Of course, that evening, wandering through down the path through cascading vine leaves with the heavy swagger that fortified wine brings, there was no thought of driving. And the cars on the bridge above couldn’t see the kilt-clad reveller descending below them. At the base of the valley the town meets the vines and overlaps somewhat, with rows in place of what may have been someone’s backyard. Emerging from the vines in kilts earned more than a glance or two from the kids playing football in the street. Drunkenly muttered ‘bonjours’ and the odd attempts at thumbs up and grins brought their incredulous stares quickly to giggles. It was all good. There seemed a bubble of good will surrounding us. We looked ridiculous to them, and were obviously drunk, but there was no shouting or bad behaviour. Just the sheen of a good time that was to continue, apparently, at the Piano Bar, then still in the capable hands of Michel. And still with a remarkable selection of Trappist beers.

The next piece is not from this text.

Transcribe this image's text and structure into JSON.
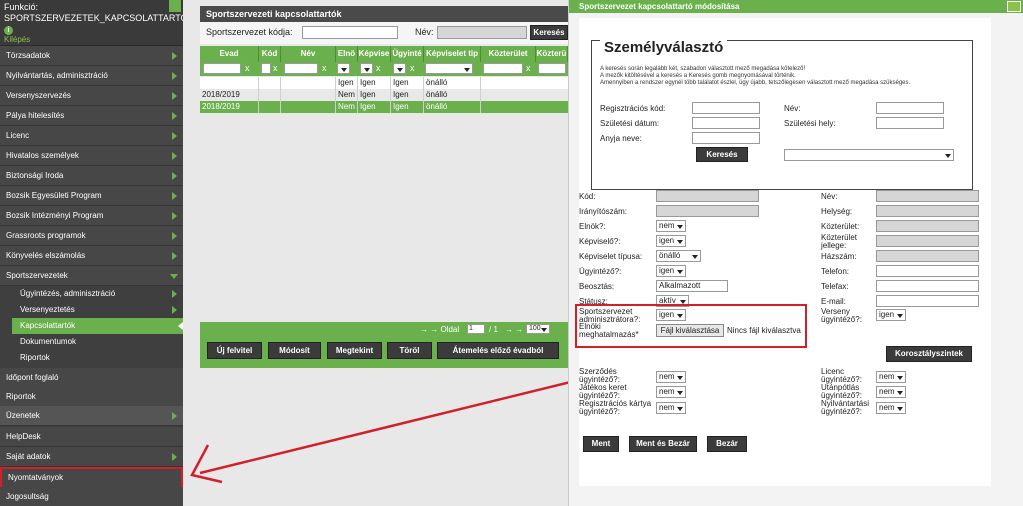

Because after an entire day drinking Banyuls, an extraordinarily strong beer brewed by monks in Belgium makes the perfect nightcap. I had to be carried home that night. The next day the sun burned off the hangover of the night before and it was as though the wedding never ended. Everyone just changed into more comfy clothes and kept going. We barbecued in the back garden behind the Sola and drank cold beer slowly. Nobody took their sunglasses off.

Weddings, festivals, parties of all shapes and sizes; there’s a great deal of enjoyment had in the summer here.

In early September the artists of Collioure celebrate their own harvest festival. They lay down proper turf along the Rue de la Fraternité for ‘le déjeuner sur l’herbe’. It’s mostly an ‘end of season’ festival, heralding the end of the summer and celebrating a, hopefully, successful three or four months selling sculptures and canvases, prints and posters. The ateliers and galleries will often pour wine and friends, acquaintances and passers-by will wander along the freshly-turfed lane, marvelling at a street covered in grass, window shopping or actually shopping. They often get bands for the evenings and the music sometimes goes on long past what would be considered reasonable for a quiet seaside town.

It’s another sign of the shifting calendar; the impending rustle of dry leaves and emptying of the region as people leave their holidays and return to whatever form of reality from whence they came.

 

It was the beginning of August, and we sat outside as the sun set over Loch Indaal. The water turned a deep sapphire while the whitewash along the side of the Bowmore distillery glowed in the waning light. A breeze kicked in from the water, raising a bit of chop on that deep sapphire and bringing a bite to the air. The girls’ hair whipped in the wind while I poured the wine for everyone. We started with Folio, the Collioure Blanc from Coume del Mas, and I spoke a few words about the wine. It was a bottle from my first vintage there; they all were. The folks at the table heckled a bit, but without malice. We were all friends.

I talked about the wine and the place it came from. Most of the people there knew Andy as well, and some had tried the wines. We’d fired up the barbecue and the wine flowed. It wasn’t a formal tasting – they’d just asked me to say a few words. It felt odd, stood in the garden of a cottage on a loch, next to a distillery, to be talking about wine and France.

When I’ve these wines around me, the Roussillon is never far. I open a bottle of wine that I’ve helped make and I go back there in my mind. It’s like a reflex. And so sitting with friends on a patio on Islay, off the west coast of Scotland, I was back in the sun of the Roussillon, lifting comportes off the back of Julien’s truck to empty into the de-stemmer, smelling the ferments and the sweet honeysuckle of the Grenache.

I set the empties up on the sea wall and positioned my camera to take in the bottles and the distillery in the background. It was before twilight, but after sunset; the sky’s darkening pastel shades framed in contrast the sea and shadowed hills in the distance. I wanted a record of these two places together, the juice of the grape next to where the juice of the grain came from. It was a strange sensation, to be so perfectly happy and content where I was, in such a beautiful corner of the world, and still to feel an impatience to be elsewhere, and to get started again.